Aging and Quality of Life
As some of you are beginning to know, I read a lot. I read as a way of learning about a subject and then I go out into the world to confirm or refute what I’ve learned. Recently I bought a book ( I support all book vendors–Amazon, Barnes and Noble, two local bookstores, and the discount second hand sellers). I spread the wealth. I bought a book titled The Denial of Aging by Muriel Gillick. I thought the book would be about plastic surgery–whether to have it or not, and other issues of cosmetics, eating, and exercise promoted to outwit the aging process for women and an increasing number of men. (My husband has had a face lift; I have not.)

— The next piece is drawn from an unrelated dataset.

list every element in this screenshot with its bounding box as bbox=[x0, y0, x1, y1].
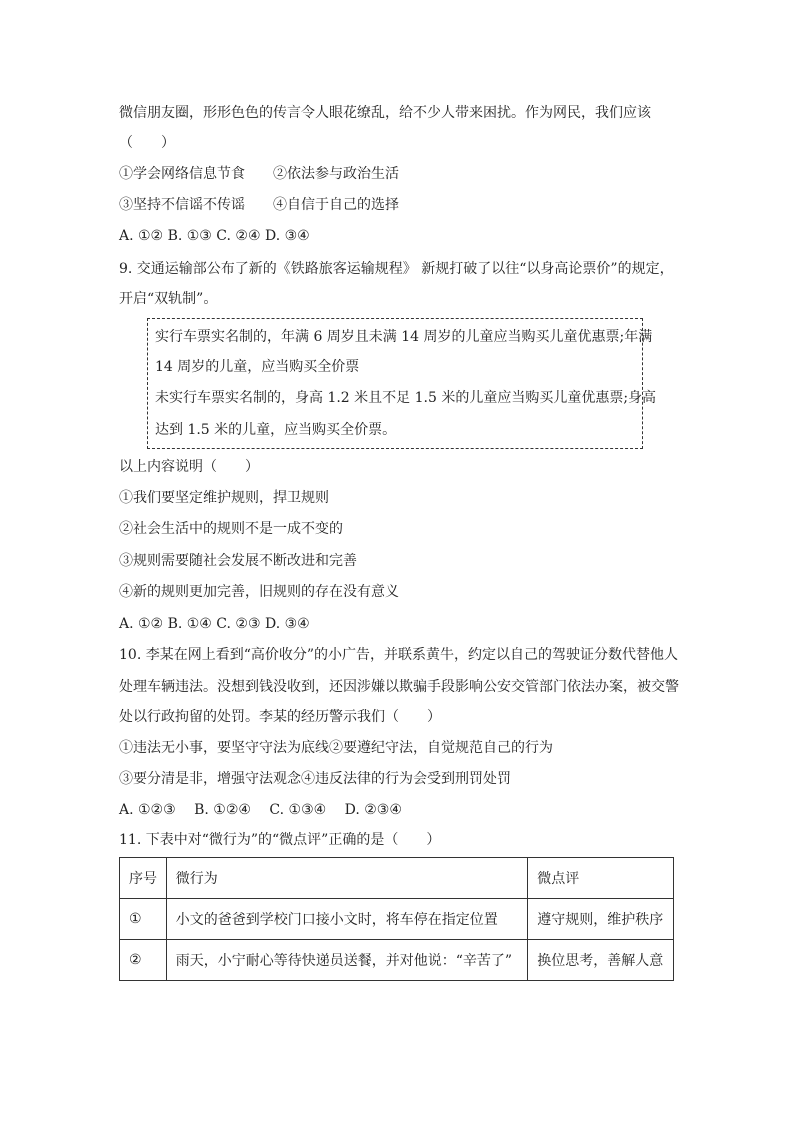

It turns out that the book is a serious discussion of how much medicine should be applied to aging and the aged. Although I would not have bought this book if I’d known its topic, it has explained many important mysteries of the current geriatric medical profession that I had not understood. “Like what?” you may well ask. Here’s an example. I have cancer. It is not a serious, life threatening cancer now. By the time it is, I’ll be dead from something else. So when my doctor told me I had cancer but not to worry this seemed like shooting me and then telling me a joke, or something like that. As I’m reading Gillick’s book (she is a geriatric physician), I now understand that nobody is going to do something about my cancer because what they’d do would hurt a lot, possibly cause serious side effects, and solve not very much. That is the rule of medicine in an over 65 population. How much will it hurt, and how much will it compromise the general health of the patient? If it hurts a lot, but promises greater vigor, then the general rule is to go for it. If it hurts a lot (or the side effects are worse than the procedure), and it doesn’t improve quality of life, then it shouldn’t be done–particularly as we reach the oldest old period of our lives (80+). By the time I’m 80+, and I firmly expect that I will reach this age as my mother and grandmother have done, perhaps my cancer will be an issue. Perhaps not.
In a way this is comforting to me. I want to maintain my interest in life, and my ability to participate for as long as I can. When I am no longer interested, or am unable to participate, I don’t want anyone–doctor, daughter, husband, or sibling–to prolong my life. I’m having a great life, and expect, if my genes are any indication, to have many more years of engagement with my world. When that is no longer possible, I want to be allowed to go as gracefully as possible.